The Cardiological Society of India (CSI), Mysore Chapter, headed by Dr. Harsha Basappa, Associate Professor, Sri Jayadeva Institute of Cardiovascular Sciences and Research, Mysuru and its office-bearers, is observing ‘World Heart Day’ tomorrow, 7th October, 2018 with the year’s slogan ‘My Heart, Your Heart’ and by holding a walkathon — a long walk in city starting from JK Grounds, a walk for a healthy heart and terminating at the same place for a function in the MMC&RI Platinum Jubilee Auditorium at 10 am.

In my younger days, there used to be only Government Doctors — Physicians and Surgeons. Private practice was not in vogue, except for dentists. As population took a quantum leap, Medical Colleges mushroomed, a plethora of specialists among doctors began to come out of these Colleges.

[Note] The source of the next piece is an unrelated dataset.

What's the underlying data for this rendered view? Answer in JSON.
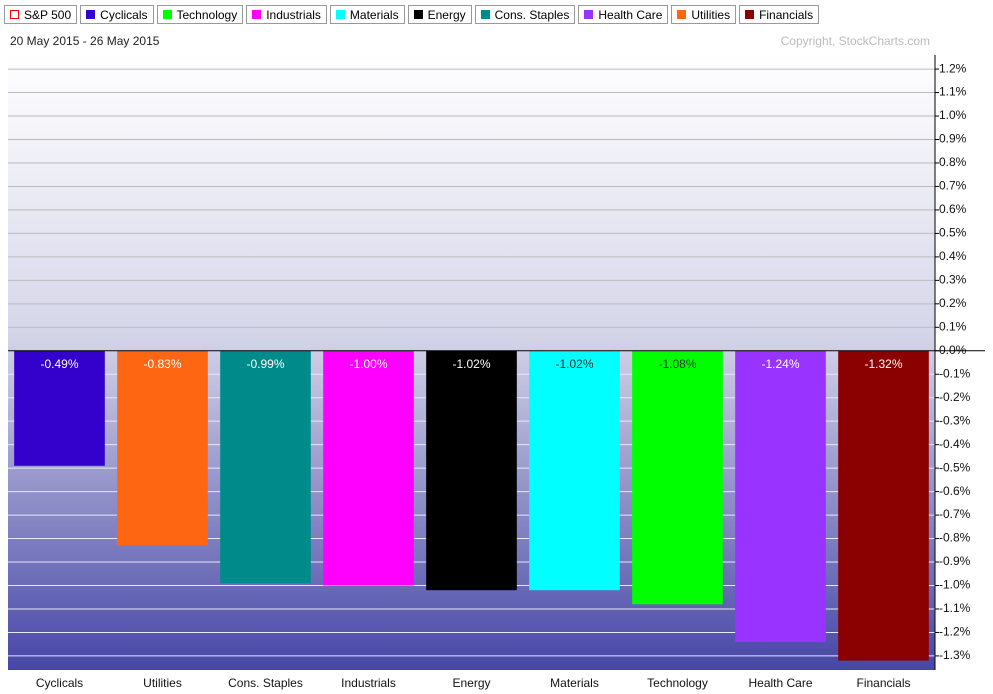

As a result, specialisations extended to such an extreme that today if you went to a doctor with a nose problem he would ask you which nostril ? If you have eye problem, the same question and only a specialist would attend or you would be sent to another ‘specialist hospital’ or doctor. Of course, the beneficiary of this ‘specialisation’ phenomenon is the patient, even if it costs more and takes many visits. Alleluia !

The same could be said of the heart diseases. These days there are as many kinds of heart specialists as there are heart diseases. From diagnosing the problem to its proper, successful treatment, it is a challenge to a Cardiologist and also to the Surgeon. I guess among all the diseases that a person is afflicted with — be it cancer, tuberculosis, diabetes, whatever — it is only the heart-related diseases that cannot wait while all other ailments can be managed with time. Surprisingly, many with symptoms of heart problem delude themselves attributing them to either ‘gastric problem’ or ‘muscle catch’ at their own peril.

The problem of the heart (to jest, including the problem of love !) however, cannot wait for tomorrow. A case of now or never. Tomorrow it may be too late. It is because, if heart stops the functioning of all other organs of our body stops. And the person is dead. Which is why, heart care takes the top priority in medical care. I am speaking from my own authority because I am a member of the ‘Heart Bypass Members Club’ now having my morning walk regularly. I love walking in the morning and I also love Johnnie Walker for company in the evening !

I sometimes wonder without these Cardiologists and the advances made in heart-related medical research what would have been the fate of many with heart ailments. For sure, it would have had an impact on the size of population and resulted in poor quality of life for those on ‘survival’ medication — almost living like vegetable — don’t eat this, that; don’t run, don’t climb steps, don’t lift weight, don’t have sex and such too many Don’ts.

Now, thanks to Cardiologists — Consultants, Interventionalists and Surgeons — a heart patient has hope. Yesterday’s newspapers carried a news about the death of Mrs. Ramila Umashankar, Deputy Mayor, Bengaluru, due to heart attack. If only she had seen her Cardiologist… But then it is a big IF. This is where the preventive care of the heart plays an important role. One such step is in taking the first step for the morning or evening walk every day. Hence, tomorrow’s ‘Walkathon’ for good heart. Join in.

On this occasion, we must thank the then Chief Minister Siddharamaiah and also the Director of Sri Jayadeva Institute of Cardiovascular Sciences and Research, Bengaluru, Dr. C.N. Manjunath, for establishing a similar hospital with the same name here in city on KRS Road. It is now headed by young Cardiologists Dr. K.S. Sadananda as Medical Superintendent and Dr. Harsha Basappa as Associate Professor. I learn the daily number of patient-footfall (!) is over 500. This Hospital should be a hope for the financially poor heart patients who can’t afford the Corporate Hospitals.